Seine Neugierde hat er sich bis heute erhalten. Nach einem eher avantgardistischen Auftritt bei XJazz im vorletzten Jahr, will er es diesmal standardorientierter angehen lassen. Unterstützt wird er von dem Pianisten Frank Chastenier, der Bassistin Lisa Wulff und dem Perkussionisten Tupac Mantilla, mit denen er auch sein aktuelles Album „Yellow + Blue“ eingespielt hat.

Nach diesem Auftritt kann man entscheiden, wie es weitergehen soll, mit Abseitigem oder eher Etabliertem. Letzteres gibt es im Prince Charles in Gestalt des elektroakustischen Jazz-Techno-Trios Brandt Brauer Frick – wobei der Begriff „etabliert“ eigentlich in die falsche Richtung weist. Gemütlich machen es sich die drei nämlich keineswegs.

Ihr fünftes Album, „Echo“, das Ende Mai erscheinen wird, strahlt mit einer komplex-verstolperten Rhythmik etwas Nervöses und ziemlich Faszinierendes aus. Fast klingt es, also wollten BBF mittlerweile den Konsens aufrütteln, den sie mit ihren frühen Erkundungen an der Schnittmenge von Elektronik und Klassik etabliert hatten.

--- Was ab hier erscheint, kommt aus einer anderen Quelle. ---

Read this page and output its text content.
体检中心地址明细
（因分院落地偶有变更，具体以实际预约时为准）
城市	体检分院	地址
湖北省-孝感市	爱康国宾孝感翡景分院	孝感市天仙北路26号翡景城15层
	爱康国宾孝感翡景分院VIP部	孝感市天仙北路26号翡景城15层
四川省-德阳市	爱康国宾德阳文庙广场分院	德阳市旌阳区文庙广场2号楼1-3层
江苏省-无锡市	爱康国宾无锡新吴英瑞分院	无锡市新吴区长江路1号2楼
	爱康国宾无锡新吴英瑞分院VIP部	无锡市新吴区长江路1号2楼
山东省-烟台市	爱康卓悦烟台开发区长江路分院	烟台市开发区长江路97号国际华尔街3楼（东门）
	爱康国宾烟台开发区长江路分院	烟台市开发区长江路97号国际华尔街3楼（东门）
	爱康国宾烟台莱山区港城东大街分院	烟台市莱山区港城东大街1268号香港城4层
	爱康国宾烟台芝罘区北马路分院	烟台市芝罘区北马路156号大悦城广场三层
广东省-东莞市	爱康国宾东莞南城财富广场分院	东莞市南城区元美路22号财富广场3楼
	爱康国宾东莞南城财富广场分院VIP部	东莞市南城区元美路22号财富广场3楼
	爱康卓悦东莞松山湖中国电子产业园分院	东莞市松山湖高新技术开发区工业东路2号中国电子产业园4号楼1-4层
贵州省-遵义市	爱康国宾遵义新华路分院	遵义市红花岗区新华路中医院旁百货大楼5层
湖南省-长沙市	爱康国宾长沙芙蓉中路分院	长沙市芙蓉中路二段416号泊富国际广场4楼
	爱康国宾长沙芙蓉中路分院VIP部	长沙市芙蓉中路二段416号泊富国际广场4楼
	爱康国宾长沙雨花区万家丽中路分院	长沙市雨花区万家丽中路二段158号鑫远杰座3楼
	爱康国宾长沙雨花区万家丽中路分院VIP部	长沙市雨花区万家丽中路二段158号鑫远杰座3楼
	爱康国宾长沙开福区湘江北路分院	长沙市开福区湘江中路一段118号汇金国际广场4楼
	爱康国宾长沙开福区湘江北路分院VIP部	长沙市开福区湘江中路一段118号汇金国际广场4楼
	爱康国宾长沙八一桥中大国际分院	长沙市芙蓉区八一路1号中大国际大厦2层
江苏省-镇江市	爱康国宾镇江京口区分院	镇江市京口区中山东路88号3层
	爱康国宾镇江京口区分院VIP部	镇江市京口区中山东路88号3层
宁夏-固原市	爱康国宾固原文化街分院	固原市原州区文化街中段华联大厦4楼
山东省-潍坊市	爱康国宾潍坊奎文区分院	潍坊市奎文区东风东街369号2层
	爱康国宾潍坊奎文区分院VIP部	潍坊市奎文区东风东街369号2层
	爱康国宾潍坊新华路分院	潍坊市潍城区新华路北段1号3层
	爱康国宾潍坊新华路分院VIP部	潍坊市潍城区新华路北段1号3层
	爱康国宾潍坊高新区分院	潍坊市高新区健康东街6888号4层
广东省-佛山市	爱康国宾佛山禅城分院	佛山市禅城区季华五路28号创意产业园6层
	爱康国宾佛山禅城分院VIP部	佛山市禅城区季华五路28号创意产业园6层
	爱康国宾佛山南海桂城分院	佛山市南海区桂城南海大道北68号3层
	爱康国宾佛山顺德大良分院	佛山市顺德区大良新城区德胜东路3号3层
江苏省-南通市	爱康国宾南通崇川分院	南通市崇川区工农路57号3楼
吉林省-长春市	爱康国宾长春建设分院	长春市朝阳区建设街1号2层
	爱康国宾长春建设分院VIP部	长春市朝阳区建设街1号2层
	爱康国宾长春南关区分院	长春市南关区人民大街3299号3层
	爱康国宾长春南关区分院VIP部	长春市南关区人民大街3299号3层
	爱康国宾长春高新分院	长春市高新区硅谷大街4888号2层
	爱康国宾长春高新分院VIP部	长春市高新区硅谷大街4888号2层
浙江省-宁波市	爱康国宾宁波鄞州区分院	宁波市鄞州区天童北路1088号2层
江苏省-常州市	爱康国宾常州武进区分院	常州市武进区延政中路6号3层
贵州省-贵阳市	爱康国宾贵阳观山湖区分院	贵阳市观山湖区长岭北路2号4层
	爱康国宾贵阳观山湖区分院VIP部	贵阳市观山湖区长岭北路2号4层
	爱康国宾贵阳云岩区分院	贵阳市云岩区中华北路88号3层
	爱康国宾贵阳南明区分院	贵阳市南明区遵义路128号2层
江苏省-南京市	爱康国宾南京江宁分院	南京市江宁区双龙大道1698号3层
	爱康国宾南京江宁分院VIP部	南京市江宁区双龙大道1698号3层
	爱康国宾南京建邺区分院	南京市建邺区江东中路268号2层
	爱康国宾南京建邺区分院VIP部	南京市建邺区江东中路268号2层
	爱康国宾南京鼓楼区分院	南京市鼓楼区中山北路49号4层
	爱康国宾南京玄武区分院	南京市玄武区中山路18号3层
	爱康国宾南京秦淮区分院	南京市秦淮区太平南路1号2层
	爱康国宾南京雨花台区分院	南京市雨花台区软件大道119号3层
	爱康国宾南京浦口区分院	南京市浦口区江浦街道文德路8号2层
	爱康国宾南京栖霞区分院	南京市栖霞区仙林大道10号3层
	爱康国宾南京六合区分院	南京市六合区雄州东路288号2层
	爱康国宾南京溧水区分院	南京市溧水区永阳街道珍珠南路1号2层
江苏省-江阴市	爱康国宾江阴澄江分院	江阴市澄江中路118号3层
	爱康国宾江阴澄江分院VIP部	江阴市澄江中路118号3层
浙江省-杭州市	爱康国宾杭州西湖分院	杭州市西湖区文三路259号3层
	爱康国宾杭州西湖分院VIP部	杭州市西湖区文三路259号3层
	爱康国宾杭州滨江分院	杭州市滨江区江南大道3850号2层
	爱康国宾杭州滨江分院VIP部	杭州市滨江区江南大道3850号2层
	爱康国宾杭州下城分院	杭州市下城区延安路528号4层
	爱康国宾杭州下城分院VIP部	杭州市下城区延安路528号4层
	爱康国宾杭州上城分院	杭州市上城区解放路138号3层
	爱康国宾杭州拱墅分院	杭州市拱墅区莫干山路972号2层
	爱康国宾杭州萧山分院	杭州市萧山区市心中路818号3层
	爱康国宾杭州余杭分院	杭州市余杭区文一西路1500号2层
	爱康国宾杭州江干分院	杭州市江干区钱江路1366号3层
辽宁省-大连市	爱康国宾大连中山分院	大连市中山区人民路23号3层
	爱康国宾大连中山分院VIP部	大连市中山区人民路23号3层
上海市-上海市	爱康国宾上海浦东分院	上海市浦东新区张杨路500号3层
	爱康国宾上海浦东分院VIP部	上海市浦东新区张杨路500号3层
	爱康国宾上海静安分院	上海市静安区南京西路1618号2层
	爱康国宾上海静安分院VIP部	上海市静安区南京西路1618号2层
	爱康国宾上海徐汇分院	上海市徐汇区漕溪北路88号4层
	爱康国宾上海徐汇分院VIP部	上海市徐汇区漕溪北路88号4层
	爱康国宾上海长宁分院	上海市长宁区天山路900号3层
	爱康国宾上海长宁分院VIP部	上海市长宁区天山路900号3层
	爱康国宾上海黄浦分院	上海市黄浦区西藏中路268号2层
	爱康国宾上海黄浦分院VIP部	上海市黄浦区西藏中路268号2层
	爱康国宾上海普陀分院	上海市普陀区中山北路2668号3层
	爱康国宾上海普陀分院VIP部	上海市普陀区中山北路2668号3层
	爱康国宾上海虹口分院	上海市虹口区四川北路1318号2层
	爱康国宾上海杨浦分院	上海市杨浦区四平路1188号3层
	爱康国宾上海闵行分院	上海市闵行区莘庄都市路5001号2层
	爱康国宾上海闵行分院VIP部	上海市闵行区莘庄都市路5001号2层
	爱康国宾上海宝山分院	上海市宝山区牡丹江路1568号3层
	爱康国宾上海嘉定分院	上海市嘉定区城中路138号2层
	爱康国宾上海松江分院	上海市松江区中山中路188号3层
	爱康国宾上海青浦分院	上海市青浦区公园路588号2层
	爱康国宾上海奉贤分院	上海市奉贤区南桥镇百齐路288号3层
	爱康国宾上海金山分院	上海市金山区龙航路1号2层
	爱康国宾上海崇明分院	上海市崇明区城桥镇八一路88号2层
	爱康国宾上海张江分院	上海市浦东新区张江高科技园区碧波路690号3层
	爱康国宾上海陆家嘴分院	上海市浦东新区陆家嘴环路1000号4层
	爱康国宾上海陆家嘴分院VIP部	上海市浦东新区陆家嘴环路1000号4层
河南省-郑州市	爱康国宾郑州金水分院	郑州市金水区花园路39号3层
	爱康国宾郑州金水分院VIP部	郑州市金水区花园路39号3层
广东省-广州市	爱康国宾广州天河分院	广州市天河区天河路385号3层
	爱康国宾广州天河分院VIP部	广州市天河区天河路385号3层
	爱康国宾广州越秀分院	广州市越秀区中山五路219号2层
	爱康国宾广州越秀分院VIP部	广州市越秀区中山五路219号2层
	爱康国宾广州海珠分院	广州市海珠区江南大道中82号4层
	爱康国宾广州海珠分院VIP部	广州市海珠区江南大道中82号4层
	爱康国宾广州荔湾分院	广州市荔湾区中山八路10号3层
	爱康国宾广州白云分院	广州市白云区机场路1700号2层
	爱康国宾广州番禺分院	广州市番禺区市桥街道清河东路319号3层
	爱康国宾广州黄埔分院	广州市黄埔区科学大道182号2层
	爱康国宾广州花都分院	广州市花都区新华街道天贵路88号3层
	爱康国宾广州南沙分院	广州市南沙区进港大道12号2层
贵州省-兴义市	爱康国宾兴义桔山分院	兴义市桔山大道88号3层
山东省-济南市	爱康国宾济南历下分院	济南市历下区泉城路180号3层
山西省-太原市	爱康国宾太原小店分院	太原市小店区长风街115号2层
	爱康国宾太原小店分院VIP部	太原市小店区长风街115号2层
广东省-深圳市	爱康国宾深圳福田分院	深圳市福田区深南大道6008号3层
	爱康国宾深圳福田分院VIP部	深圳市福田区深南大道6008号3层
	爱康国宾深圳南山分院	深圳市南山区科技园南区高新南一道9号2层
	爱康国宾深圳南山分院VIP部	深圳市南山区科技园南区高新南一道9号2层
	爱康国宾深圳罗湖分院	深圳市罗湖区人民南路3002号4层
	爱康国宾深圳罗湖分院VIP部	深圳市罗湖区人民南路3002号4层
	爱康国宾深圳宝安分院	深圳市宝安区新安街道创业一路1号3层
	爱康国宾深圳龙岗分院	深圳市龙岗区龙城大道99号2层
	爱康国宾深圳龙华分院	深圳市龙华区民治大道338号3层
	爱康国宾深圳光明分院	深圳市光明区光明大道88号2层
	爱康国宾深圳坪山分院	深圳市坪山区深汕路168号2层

Richtig experimentell wird es fast gleichzeitig im Bi Nuu, mit der der Improvisation zugeneigten Performanceband The Liz. Die besteht aus der Trompeterin Liz Allbee, Liz Kosack am Synthesizer und Korhan Liz Erel, der für die Elektronik zuständig ist. Alle drei sind auch in diversen Projekten unterwegs, haben also eine Menge Erfahrung, wie man weirde Ideen in Musik übersetzt.

So oder so: Man wird auch in diesem Jahr bei XJazz wieder abenteuerliche Musikabende erleben können. Einfach treiben lassen.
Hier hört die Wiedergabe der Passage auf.